In the midst of my wandering compass-less through the narrative tracts of wilderness (Genesis 1) and Eden (Genesis 2), comes a storm. Last night, the wind kicked up to 50 miles per hour, the rain pelted the earth and tropical warmth swept through our wintry air. I stood outside for a brief moment in the middle of the night, and discovered I had fallen into a coven of trees celebrating their arboreal sabbath. Their branches were freely swaying, in a melodic, care-free, unfrenzied, way. It was clear that at that moment, I was the trespasser, the visitor, on their property, when usually it is the other way around.
I was enchanted and awed by the wanton callousness, blitheness, of nature. It cared not about the seasons, or whether we had had our fill of rain, or the fragility of our power lines or the unimpeded necessity of roads. It did not care about long-distance truck drivers or anxious mothers or vigilant, over-worked repairmen.
The storm just raged on. Actually, rage is not the right word. This storm was not an angry storm. It had no attitude, no point to make, nothing it wanted to prove. It was just a storm that did what it was meant to do: blow things around. To be in its midst, in its simple rawness, was to be in the wilderness, if even for a moment.
Humility overwhelms us when faced with such a storm. We can do nothing to stop it; it will cease only in its own time, demanding its own price. It will rearrange the world we have created at its whim. It reminds us that despite the blessing of Genesis 1 when we are given the calling to "master the wilds," we can never really do that.
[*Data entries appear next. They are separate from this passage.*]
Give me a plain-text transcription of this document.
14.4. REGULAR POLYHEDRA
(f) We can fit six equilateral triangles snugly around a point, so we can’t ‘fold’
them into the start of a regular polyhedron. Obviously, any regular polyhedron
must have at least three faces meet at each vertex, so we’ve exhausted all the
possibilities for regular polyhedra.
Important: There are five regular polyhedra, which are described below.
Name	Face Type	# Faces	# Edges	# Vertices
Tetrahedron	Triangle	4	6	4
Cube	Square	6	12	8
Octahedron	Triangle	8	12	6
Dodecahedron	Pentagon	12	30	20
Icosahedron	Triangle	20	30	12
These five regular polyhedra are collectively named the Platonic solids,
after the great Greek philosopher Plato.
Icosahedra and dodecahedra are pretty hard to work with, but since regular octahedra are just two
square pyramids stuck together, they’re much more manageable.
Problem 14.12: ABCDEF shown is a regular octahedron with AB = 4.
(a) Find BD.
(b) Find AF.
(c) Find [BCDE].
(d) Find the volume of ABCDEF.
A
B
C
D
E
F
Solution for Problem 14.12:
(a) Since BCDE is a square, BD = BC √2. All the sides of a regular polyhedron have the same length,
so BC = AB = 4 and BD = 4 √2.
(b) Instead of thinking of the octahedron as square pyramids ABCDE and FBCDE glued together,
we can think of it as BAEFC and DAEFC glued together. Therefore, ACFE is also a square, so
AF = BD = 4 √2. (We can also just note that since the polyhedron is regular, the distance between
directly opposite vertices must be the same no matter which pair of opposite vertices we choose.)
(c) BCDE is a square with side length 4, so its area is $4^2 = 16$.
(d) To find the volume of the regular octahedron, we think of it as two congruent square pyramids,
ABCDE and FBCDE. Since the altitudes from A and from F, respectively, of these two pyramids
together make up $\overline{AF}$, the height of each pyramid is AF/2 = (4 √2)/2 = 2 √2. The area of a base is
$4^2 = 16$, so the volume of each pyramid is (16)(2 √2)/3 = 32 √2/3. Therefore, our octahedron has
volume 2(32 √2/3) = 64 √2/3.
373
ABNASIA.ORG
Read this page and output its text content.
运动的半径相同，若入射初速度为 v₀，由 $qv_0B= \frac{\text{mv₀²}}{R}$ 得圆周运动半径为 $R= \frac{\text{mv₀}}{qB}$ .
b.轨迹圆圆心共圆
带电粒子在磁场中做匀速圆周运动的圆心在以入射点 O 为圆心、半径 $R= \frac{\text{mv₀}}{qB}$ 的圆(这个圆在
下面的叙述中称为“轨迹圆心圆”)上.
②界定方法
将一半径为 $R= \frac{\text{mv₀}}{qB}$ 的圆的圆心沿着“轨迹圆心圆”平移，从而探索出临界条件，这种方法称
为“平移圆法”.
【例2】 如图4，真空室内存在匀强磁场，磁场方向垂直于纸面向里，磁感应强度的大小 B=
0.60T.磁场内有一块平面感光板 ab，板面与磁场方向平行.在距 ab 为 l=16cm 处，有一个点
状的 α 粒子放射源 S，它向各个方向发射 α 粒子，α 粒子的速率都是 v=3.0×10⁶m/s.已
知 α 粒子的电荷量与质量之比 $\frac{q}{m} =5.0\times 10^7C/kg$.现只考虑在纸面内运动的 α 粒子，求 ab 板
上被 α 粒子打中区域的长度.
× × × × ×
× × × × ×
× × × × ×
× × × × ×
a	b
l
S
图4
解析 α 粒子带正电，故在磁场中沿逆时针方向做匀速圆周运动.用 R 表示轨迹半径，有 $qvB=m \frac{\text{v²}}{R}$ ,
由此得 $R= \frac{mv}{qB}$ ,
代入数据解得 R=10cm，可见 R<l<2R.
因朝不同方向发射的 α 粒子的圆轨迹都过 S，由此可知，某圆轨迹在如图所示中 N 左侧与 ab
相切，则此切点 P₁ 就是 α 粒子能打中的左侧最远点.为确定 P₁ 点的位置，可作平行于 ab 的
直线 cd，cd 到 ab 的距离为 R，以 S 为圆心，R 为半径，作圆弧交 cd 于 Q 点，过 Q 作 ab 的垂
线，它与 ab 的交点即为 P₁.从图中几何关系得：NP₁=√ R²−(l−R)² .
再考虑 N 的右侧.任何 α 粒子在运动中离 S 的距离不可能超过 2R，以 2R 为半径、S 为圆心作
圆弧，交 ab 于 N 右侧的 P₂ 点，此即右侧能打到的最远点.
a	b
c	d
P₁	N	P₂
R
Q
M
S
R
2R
Yet, if we can't master the wilds, we can learn from it. And we can become better masters, of both ourselves and the natural world around us, by tending well to such lessons. How wonderful it is to match our pace to the earth's; to count the minutes of the day by the arc of the sun as much as by the face of a clock; to breathe in and out in sync with the wind; to match our pulse to the rhythm of the tides.
Our civilized lives are richer for having been in the presence of the rawness of nature. Our inventions, constructions, productions are better for being modeled on the 4 billion years of experimentation nature has already invested in life.
I went out the next morning and discovered a quieter, if messier, world. The ground was littered with branches, those over-wrought limbs from the celebration of the night before. A windfall for me, I thought. I will gather them up and saw them and burn them in my wood-burning stove. I have come to greatly appreciate these windfall offerings; these unearned, surprise and warmly welcome gifts that come after nature's modest, self-indulgent, blow-out.
But I also realize that the practical lessons of living in the presence and company of nature is a windfall that we too often overlook, and one of even more enduring, and pleasurable, value.